Marcelo Backes
Breve nota interpretativa sobre a
obra de
Fausto Wolff
Fausto Wolff é um mestre na arte de
combinar autobiografia e ficção, memória e história, invenção e
realidade. Desde O acrobata pede desculpas e cai, de 1965, até
Olympia, obra inédita, são quatro décadas de literatura mesclando eu
e mundo no caldeirão da arte.
O romance À mão esquerda, de 1997, é o
momento mais alto na produção de Fausto Wolff. Ele pertence –
garanto – ao seleto grupo dos melhores romances brasileiros dos
últimos vinte anos e é um dos poucos que pára em pé, tanto física
quanto metafisicamente. Tem quase 600 páginas e, por qualidade épica
e lingüística inscreve o nome de Fausto no primeiro time dos
escritores brasileiros. A simbiose entre autobiografia e ficção,
entre memória e história é tanta no romance que a própria mãe de
Pérsio, o personagem principal, chega a opinar sobre a obra anterior
de Fausto: “logo no primeiro livro – é esse aí mesmo – O Acrobata
não sei o quê, falou algumas coisas da família, principalmente sobre
meu falecido marido, que não gostei”.
Em Olympia a mistura coerente entre
memória e história é levada às últimas conseqüências. Se Joel de
Freitas – de Joel Silveira mais Jânio de Freitas –, o personagem
central, carrega todas as características de Fausto e mais algumas,
a certa altura chega a propor um passeio à casa de Fausto Wolff aos
amigos, a fim de lhe tomarem uma pistola emprestada. O jogo
metalingüístico entre Narrador, Deus e Personagem – todos eles são
Fausto Wolff; o verdadeiro nome de Joel, que já é Fausto, aliás é
Jeová – é grandioso no romance; a simbiose perfeita. A comunhão
entre o mundo da criação literária e o da criação divina é executada
com finura.
Também os elementos do romance
policial, que o autor mostrou dominar com O lobo atrás do espelho,
estão presentes em Olympia. No citado O lobo... aliás, o
“memorialismo” de Fausto também dá as caras. O bandido do romance
lembra o Mão Esquerda de Deus, o Deus de Olympia e mais uma vez o
próprio Fausto: “Wolf” é lobo em alemão. No fundo, o assassino, seja
a mão esquerda de Deus, seja o lobo, seja o próprio Deus – como
acontece em Olympia –, é sempre Fausto Wolff.

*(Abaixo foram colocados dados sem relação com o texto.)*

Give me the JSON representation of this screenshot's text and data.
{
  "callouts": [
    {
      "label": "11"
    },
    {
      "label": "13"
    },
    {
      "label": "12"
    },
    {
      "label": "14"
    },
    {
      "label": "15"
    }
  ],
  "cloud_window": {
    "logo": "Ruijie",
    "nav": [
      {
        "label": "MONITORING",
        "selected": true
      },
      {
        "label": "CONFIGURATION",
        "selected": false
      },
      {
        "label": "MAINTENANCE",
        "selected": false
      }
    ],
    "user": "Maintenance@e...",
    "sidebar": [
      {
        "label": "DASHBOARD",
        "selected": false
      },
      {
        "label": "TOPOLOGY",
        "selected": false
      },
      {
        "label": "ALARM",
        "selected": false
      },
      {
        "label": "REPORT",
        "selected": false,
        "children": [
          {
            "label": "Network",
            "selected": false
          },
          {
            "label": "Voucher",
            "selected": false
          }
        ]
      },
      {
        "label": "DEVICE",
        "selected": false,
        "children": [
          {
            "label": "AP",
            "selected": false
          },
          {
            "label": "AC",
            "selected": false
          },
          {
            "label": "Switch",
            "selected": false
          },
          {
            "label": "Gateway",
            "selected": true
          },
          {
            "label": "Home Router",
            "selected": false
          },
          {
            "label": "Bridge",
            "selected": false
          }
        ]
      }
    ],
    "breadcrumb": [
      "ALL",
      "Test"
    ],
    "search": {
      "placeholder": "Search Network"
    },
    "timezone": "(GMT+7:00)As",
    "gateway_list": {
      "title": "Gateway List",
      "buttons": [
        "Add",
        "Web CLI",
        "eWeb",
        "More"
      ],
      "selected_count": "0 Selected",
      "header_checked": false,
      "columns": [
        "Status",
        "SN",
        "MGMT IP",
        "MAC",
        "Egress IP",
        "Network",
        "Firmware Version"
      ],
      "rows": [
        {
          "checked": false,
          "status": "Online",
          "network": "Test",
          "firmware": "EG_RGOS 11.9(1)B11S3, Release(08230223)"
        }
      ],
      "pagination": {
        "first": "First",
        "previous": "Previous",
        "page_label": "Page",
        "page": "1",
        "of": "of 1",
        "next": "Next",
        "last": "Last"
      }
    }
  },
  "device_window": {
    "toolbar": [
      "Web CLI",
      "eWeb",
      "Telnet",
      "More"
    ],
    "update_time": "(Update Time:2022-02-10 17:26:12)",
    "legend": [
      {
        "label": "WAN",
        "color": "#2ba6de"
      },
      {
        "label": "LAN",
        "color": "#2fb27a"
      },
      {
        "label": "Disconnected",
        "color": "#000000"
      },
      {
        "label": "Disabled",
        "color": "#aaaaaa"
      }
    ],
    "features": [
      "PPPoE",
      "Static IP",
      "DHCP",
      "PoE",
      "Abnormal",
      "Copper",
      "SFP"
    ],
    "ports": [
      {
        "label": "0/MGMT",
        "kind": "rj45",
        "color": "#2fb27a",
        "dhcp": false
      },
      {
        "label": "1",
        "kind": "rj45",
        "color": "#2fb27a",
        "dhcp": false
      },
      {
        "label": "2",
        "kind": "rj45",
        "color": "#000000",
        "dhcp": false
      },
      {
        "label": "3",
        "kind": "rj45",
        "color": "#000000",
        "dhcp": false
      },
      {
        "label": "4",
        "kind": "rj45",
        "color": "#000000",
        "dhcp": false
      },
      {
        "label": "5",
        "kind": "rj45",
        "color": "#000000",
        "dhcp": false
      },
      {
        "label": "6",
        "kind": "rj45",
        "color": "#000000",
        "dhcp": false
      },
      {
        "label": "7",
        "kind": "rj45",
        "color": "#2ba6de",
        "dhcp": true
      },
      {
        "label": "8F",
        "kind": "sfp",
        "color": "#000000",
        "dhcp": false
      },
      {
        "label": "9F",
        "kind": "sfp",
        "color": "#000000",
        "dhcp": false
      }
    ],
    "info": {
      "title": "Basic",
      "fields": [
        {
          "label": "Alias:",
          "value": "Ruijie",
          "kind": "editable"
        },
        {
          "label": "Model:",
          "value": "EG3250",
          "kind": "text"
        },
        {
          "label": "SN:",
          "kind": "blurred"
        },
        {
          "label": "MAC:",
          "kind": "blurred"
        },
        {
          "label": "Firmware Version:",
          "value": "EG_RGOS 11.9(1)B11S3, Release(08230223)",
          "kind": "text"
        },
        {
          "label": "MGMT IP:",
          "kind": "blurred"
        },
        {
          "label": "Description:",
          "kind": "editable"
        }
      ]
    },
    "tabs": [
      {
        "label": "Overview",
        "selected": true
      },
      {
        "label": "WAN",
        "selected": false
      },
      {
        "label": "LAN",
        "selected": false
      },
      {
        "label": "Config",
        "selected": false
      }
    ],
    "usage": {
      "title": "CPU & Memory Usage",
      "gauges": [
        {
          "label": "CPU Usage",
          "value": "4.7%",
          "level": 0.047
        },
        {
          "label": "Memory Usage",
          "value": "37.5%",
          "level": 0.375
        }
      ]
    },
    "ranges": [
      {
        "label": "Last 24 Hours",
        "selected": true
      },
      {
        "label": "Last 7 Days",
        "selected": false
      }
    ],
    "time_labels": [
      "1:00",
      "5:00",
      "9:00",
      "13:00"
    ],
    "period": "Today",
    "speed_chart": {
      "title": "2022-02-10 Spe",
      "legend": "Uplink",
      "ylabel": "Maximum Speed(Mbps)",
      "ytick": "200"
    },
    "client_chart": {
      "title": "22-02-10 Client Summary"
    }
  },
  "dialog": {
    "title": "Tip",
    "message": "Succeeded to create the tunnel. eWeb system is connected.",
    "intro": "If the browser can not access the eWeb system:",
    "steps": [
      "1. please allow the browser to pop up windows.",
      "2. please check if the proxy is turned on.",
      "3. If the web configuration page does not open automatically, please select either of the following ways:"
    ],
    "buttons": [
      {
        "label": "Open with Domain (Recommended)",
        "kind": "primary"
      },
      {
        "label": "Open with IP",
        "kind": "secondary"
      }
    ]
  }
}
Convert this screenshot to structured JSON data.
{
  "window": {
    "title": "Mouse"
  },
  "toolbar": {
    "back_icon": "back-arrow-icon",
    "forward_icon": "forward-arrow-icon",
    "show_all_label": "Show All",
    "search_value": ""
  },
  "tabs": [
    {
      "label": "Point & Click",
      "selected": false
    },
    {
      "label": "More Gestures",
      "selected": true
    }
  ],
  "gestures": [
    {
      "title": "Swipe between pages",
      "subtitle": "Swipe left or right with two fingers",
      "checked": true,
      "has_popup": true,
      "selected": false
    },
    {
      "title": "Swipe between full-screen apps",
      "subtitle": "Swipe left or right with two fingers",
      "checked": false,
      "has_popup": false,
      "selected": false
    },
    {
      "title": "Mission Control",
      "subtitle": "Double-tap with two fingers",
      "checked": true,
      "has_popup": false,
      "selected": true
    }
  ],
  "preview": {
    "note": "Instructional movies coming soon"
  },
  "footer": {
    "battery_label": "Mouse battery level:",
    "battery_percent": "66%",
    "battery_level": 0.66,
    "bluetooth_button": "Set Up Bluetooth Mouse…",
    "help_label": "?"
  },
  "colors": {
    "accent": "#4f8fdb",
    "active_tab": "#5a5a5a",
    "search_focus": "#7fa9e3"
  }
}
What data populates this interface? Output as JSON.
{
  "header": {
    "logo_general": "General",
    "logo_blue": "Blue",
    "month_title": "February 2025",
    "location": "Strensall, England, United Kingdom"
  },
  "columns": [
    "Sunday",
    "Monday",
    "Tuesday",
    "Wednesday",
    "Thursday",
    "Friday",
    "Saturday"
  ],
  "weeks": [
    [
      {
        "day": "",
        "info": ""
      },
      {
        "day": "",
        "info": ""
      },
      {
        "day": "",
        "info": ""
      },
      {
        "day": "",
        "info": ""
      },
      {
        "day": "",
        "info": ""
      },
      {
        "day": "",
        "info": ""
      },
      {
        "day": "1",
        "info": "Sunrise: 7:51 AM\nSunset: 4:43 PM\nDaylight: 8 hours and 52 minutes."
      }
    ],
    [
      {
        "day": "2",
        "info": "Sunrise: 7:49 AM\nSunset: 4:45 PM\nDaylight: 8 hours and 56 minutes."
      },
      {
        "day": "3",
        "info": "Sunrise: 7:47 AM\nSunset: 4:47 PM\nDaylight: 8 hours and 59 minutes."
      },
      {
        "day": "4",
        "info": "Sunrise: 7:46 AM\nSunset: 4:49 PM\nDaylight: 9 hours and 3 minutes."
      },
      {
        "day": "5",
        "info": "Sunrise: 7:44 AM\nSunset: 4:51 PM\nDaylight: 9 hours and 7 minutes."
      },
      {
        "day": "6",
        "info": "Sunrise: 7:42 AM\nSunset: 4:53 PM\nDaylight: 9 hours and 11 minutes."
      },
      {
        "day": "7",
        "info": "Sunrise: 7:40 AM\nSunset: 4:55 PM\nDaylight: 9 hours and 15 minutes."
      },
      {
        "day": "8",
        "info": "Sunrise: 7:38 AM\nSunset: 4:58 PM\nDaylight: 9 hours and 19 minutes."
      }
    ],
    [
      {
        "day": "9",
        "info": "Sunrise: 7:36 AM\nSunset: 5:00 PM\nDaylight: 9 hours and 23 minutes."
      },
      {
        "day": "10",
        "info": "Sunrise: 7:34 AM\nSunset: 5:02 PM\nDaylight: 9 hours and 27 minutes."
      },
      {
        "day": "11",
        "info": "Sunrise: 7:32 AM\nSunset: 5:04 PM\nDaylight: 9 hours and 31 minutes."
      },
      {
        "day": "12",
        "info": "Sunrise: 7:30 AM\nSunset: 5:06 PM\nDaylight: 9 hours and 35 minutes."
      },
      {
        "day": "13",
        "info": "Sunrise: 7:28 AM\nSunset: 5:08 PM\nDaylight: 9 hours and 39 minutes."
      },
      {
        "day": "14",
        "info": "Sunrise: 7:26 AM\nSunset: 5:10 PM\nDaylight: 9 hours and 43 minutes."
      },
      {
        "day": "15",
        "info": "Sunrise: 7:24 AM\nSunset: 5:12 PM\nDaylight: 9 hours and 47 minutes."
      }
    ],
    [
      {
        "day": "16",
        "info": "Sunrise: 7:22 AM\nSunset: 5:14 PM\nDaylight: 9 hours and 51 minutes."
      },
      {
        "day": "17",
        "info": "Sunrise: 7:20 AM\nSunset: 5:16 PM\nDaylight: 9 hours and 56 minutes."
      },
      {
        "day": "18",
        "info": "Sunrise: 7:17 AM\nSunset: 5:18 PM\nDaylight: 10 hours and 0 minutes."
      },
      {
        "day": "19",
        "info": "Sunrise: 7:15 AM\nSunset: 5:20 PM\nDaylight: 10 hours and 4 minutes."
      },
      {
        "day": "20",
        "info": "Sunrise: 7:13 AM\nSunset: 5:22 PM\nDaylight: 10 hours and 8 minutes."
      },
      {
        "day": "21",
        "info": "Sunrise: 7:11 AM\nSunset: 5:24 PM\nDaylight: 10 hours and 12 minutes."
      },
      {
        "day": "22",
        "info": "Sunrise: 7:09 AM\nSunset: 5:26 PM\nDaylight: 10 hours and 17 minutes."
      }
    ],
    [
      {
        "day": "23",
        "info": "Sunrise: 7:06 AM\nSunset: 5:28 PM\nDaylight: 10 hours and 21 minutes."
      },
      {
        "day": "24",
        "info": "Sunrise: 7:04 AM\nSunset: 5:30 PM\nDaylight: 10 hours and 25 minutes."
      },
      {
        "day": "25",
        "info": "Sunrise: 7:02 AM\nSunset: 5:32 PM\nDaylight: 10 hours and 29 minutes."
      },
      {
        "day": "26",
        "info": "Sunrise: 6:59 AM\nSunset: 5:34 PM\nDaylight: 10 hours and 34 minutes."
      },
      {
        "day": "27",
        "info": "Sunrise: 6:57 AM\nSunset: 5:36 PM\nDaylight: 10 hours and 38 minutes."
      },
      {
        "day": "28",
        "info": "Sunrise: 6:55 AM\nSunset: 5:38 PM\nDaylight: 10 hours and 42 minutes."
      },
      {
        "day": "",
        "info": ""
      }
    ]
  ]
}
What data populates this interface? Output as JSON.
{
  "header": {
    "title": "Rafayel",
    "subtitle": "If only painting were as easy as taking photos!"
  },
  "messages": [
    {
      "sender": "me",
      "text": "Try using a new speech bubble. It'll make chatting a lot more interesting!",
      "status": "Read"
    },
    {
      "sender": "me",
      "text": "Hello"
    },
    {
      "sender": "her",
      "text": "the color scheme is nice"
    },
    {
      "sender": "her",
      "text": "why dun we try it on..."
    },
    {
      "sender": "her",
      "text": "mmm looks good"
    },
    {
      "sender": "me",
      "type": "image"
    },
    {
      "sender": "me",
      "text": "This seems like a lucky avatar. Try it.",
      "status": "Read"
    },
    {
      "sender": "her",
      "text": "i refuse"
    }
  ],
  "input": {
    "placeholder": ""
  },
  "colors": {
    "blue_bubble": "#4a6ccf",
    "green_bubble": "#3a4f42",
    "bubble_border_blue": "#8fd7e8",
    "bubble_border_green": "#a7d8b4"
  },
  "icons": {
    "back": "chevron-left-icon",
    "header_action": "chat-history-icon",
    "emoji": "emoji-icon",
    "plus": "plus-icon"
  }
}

Se passeia com desenvoltura no romance
– inclusive no infantil, é só ler Sandra na Terra do Antes –, Fausto
também dá tacadas precisas no terreno do conto. O nome de Deus e O
homem e seu algoz, duas obras iguais, apresentam a mesma visão de
mundo, a mesma crítica social avantajada, o mesmo humanismo
incontido e pululante e sentem as coisas todas da vida com a mesma
pujança de À mão esquerda ou de Olympia.
Na lírica, Fausto Wolff é simples, sem
grandes elaborações; coloquial. Faz poesia para ser lida em voz alta
na roda dos amigos, declamada depois de uma ronda noturna ou cantada
numa serenata, e não exige do leitor nem compêndios, nem réguas e
compassos para medir versos. A crítica social e política –
onipresença na obra de Fausto – aparece também em sua poesia, e não
poderia ser diferente, sobretudo num livro que, em título e
conteúdo, corresponde tanto à súmula artística do autor (falo de O
pacto de Wolffenbüttel).
Muito além de falar do que viveu,
Fausto Wolff fala daquilo que sentiu, e profundamente, combinando o
sentimento subjetivo da memória à realidade objetiva da história. Na
teoria meio apavorada desenvolvida por Luís Augusto Fischer certo
dia, que dividia os “alemães”, inclusive seus descendentes, em
homicidas e suicidas, Fausto se alinha entre os primeiros, mas com
melancolia. Quer dizer, lamentando profundamente que tenha de ser
assim... Inclusive os deuses de Olympia matam para eliminar o vício
da realidade. Fausto o faz na ficção; sentindo que os apelos da
realidade no mesmo sentido são grandes.